How do cells ""remember"" their transcriptional programme after cell division?

The structure of chromosomes in eukaryotic cells is dramatically altered in mitosis, and it is known that the 3D structure of the genome is critical to define the transcriptional program of a cell. Little is known, however, about how the changes in structure of chromosomes in mitosis affect transcription programmes, and how cell identity can be maintained during cell division. Knowledge of this process is crucial to understand organism development and for regenerative medicine.

In interphase, a network of intra- and inter-chromosomal interactions connect active gene promoters with other promoters and regulatory elements, while repressed heterochromatic regions tend to locate in the nuclear periphery1,2. During mitosis, the nuclear envelope disappears and chromosomes undergo major topological changes where most interactions are lost and transcription is dramatically decreased.

Accumulating evidence suggests that the epigenome can store transcriptional memory during transcriptional silencing in mitosis. However, it is still unclear how cell type specific promoters and enhancers are "bookmarked" during mitosis3. Indeed, whether a mitotic-specific epigenome guides the reestablishment of cell type-specific 3D genomic contacts to re-orchestrate gene expression is unclear. Our preliminary ChIP-seq data in mitotic HeLa cells implicate certain histone marks and topological proteins in bookmarking active enhancers and promoters in cells.

In this project, you will use both laboratory-based and bioinformatic methods for the analysis of whole epigenomes to test the hypothesis that these bookmarked regions are required for appropriate transcriptional re-activation after cell division. You will generate mitotic-specific epigenomes using ChIP-seq to analyse how the cell type-specific 3D architecture observed during interphase is encoded in linear mitotic chromosomes.

We will take advantage of genomic long-range interaction maps in matching cell types generated by HiC, capture HiC and ChIA-PET techniques. We will develop new computational approaches to study the relationship between the mitotic linear epigenomes and the interphase 3D structure. For example, we will project the location of mitotic-specific histone marks, RNApol2 and chromatin related proteins into 3D genomic networks to identify the mitotic bookmarking of anchor regions that may subsequently serve to form again cell type-specific DNA loops. This work will reveal how specific factors are maintained on the linear sequence of the genome in mitosis to allow its three-dimensional structure to be recreated after cell division so that appropriate gene expression programmes can be reinstated.
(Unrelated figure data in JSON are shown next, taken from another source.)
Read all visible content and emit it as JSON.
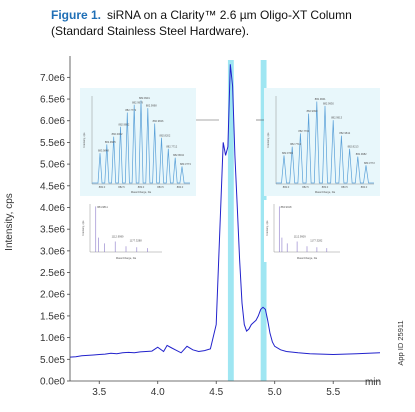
{
  "caption": {
    "figure_label": "Figure 1.",
    "line1": "siRNA on a Clarity™ 2.6 µm Oligo-XT Column",
    "line2": "(Standard Stainless Steel Hardware)."
  },
  "app_id": "App ID 25911",
  "colors": {
    "trace": "#2222cc",
    "highlight": "#9fe6f2",
    "inset_bg": "#e8f7fb",
    "inset_trace": "#5aa0d8",
    "caption_accent": "#1f6fb6"
  },
  "chart_data": {
    "type": "line",
    "xlabel": "min",
    "ylabel": "Intensity, cps",
    "xlim": [
      3.25,
      5.9
    ],
    "ylim": [
      0,
      7400000.0
    ],
    "xticks": [
      3.5,
      4.0,
      4.5,
      5.0,
      5.5
    ],
    "xtick_labels": [
      "3.5",
      "4.0",
      "4.5",
      "5.0",
      "5.5"
    ],
    "yticks": [
      0,
      500000,
      1000000,
      1500000,
      2000000,
      2500000,
      3000000,
      3500000,
      4000000,
      4500000,
      5000000,
      5500000,
      6000000,
      6500000,
      7000000
    ],
    "ytick_labels": [
      "0.0e0",
      "5.0e5",
      "1.0e6",
      "1.5e6",
      "2.0e6",
      "2.5e6",
      "3.0e6",
      "3.5e6",
      "4.0e6",
      "4.5e6",
      "5.0e6",
      "5.5e6",
      "6.0e6",
      "6.5e6",
      "7.0e6"
    ],
    "highlight_bands": [
      [
        4.6,
        4.65
      ],
      [
        4.88,
        4.93
      ]
    ],
    "series": [
      {
        "x": [
          3.25,
          3.3,
          3.35,
          3.4,
          3.45,
          3.5,
          3.55,
          3.6,
          3.65,
          3.7,
          3.75,
          3.8,
          3.85,
          3.9,
          3.95,
          4.0,
          4.05,
          4.08,
          4.12,
          4.15,
          4.2,
          4.25,
          4.3,
          4.35,
          4.4,
          4.45,
          4.5,
          4.53,
          4.56,
          4.58,
          4.6,
          4.62,
          4.64,
          4.66,
          4.68,
          4.7,
          4.72,
          4.74,
          4.76,
          4.78,
          4.8,
          4.82,
          4.84,
          4.86,
          4.88,
          4.9,
          4.92,
          4.94,
          4.96,
          4.98,
          5.0,
          5.05,
          5.1,
          5.2,
          5.3,
          5.4,
          5.5,
          5.6,
          5.7,
          5.8,
          5.9
        ],
        "y": [
          550000,
          560000,
          580000,
          590000,
          600000,
          610000,
          620000,
          640000,
          630000,
          650000,
          660000,
          650000,
          670000,
          680000,
          690000,
          780000,
          680000,
          820000,
          760000,
          720000,
          650000,
          800000,
          720000,
          680000,
          700000,
          740000,
          1300000,
          3400000,
          5500000,
          5200000,
          5400000,
          7300000,
          6800000,
          5200000,
          4000000,
          2800000,
          1800000,
          1300000,
          1150000,
          1200000,
          1300000,
          1350000,
          1400000,
          1500000,
          1650000,
          1700000,
          1650000,
          1400000,
          1100000,
          900000,
          800000,
          720000,
          680000,
          650000,
          630000,
          620000,
          610000,
          620000,
          630000,
          640000,
          650000
        ]
      }
    ],
    "inset_left_top": {
      "type": "line",
      "xlabel": "Mass/Charge, Da",
      "ylabel": "Intensity, cps",
      "peaks": [
        {
          "label": "883.9848",
          "value": 2.8
        },
        {
          "label": "882.9905",
          "value": 3.6
        },
        {
          "label": "882.0002",
          "value": 4.3
        },
        {
          "label": "882.9802",
          "value": 5.2
        },
        {
          "label": "882.7772",
          "value": 6.5
        },
        {
          "label": "882.9979",
          "value": 7.2
        },
        {
          "label": "882.9901",
          "value": 7.6
        },
        {
          "label": "882.9998",
          "value": 6.9
        },
        {
          "label": "882.9826",
          "value": 5.5
        },
        {
          "label": "882.8202",
          "value": 4.2
        },
        {
          "label": "882.7712",
          "value": 3.2
        },
        {
          "label": "882.8004",
          "value": 2.4
        },
        {
          "label": "883.3773",
          "value": 1.6
        }
      ],
      "xtick_labels": [
        "882.0",
        "882.5",
        "883.0",
        "883.5",
        "884.0"
      ]
    },
    "inset_right_top": {
      "type": "line",
      "xlabel": "Mass/Charge, Da",
      "ylabel": "Intensity, cps",
      "peaks": [
        {
          "label": "882.9799",
          "value": 2.6
        },
        {
          "label": "882.7713",
          "value": 3.4
        },
        {
          "label": "882.7702",
          "value": 4.6
        },
        {
          "label": "882.9990",
          "value": 6.4
        },
        {
          "label": "882.9901",
          "value": 7.5
        },
        {
          "label": "882.9930",
          "value": 7.1
        },
        {
          "label": "882.9913",
          "value": 5.8
        },
        {
          "label": "882.9812",
          "value": 4.4
        },
        {
          "label": "882.8213",
          "value": 3.2
        },
        {
          "label": "882.9982",
          "value": 2.5
        },
        {
          "label": "883.3772",
          "value": 1.7
        }
      ],
      "xtick_labels": [
        "882.0",
        "882.5",
        "883.0",
        "883.5",
        "884.0"
      ]
    },
    "inset_left_bottom": {
      "type": "line",
      "xlabel": "Mass/Charge, Da",
      "ylabel": "Intensity, cps",
      "labels": [
        "884.9811",
        "1112.9999",
        "1177.3288"
      ]
    },
    "inset_right_bottom": {
      "type": "line",
      "xlabel": "Mass/Charge, Da",
      "ylabel": "Intensity, cps",
      "labels": [
        "884.9918",
        "1112.9909",
        "1177.3282"
      ]
    }
  }
}
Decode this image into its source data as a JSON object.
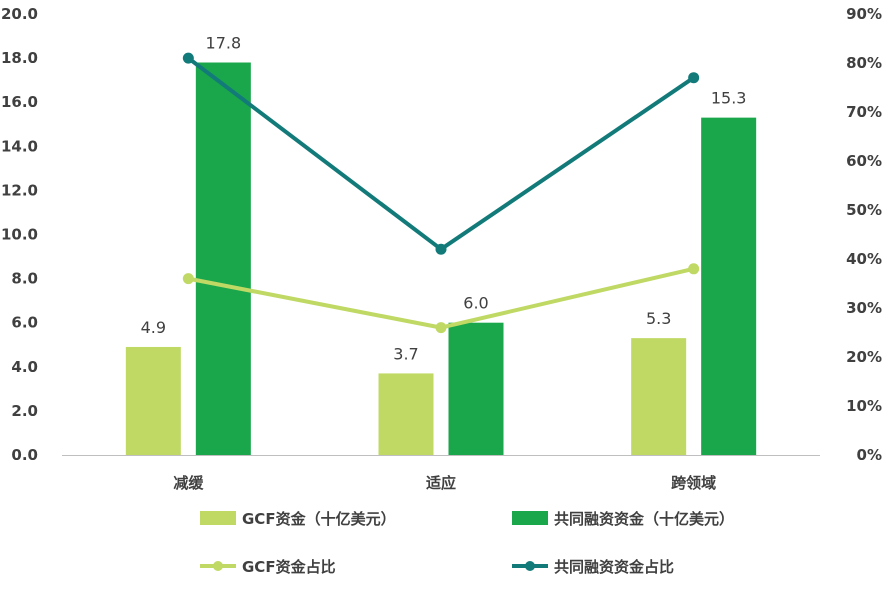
{
  "chart_data": {
    "type": "bar",
    "categories": [
      "减缓",
      "适应",
      "跨领域"
    ],
    "series": [
      {
        "name": "GCF资金（十亿美元）",
        "kind": "bar",
        "axis": "left",
        "color": "#bfd964",
        "values": [
          4.9,
          3.7,
          5.3
        ],
        "labels": [
          "4.9",
          "3.7",
          "5.3"
        ]
      },
      {
        "name": "共同融资资金（十亿美元）",
        "kind": "bar",
        "axis": "left",
        "color": "#1aa64b",
        "values": [
          17.8,
          6.0,
          15.3
        ],
        "labels": [
          "17.8",
          "6.0",
          "15.3"
        ]
      },
      {
        "name": "GCF资金占比",
        "kind": "line",
        "axis": "right",
        "color": "#bfd964",
        "values": [
          0.36,
          0.26,
          0.38
        ]
      },
      {
        "name": "共同融资资金占比",
        "kind": "line",
        "axis": "right",
        "color": "#137a7a",
        "values": [
          0.81,
          0.42,
          0.77
        ]
      }
    ],
    "y_left": {
      "ylim": [
        0,
        20
      ],
      "ticks": [
        "0.0",
        "2.0",
        "4.0",
        "6.0",
        "8.0",
        "10.0",
        "12.0",
        "14.0",
        "16.0",
        "18.0",
        "20.0"
      ]
    },
    "y_right": {
      "ylim": [
        0,
        0.9
      ],
      "ticks": [
        "0%",
        "10%",
        "20%",
        "30%",
        "40%",
        "50%",
        "60%",
        "70%",
        "80%",
        "90%"
      ]
    },
    "title": "",
    "xlabel": "",
    "grid": false,
    "legend_position": "bottom"
  }
}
The proposed project will provide a unique opportunity for the student to be trained in both bench science and bioinformatics/AI techniques relevant to the burgeoning field of epigenetics, including systems approaches to the biosciences and data driven biology. The supervisory team is composed of experts in the experimental analysis of mitosis at the genomic, molecular and cellular level (Jonathan Higgins) and the computational analysis of high-throughput chromatin datasets (Daniel Rico). By combining experimental work and bioinformatics training, the student will benefit of working in a multidisciplinary team interested in understanding a key biological process by the integrative analysis of multiple complex types of quantitative data.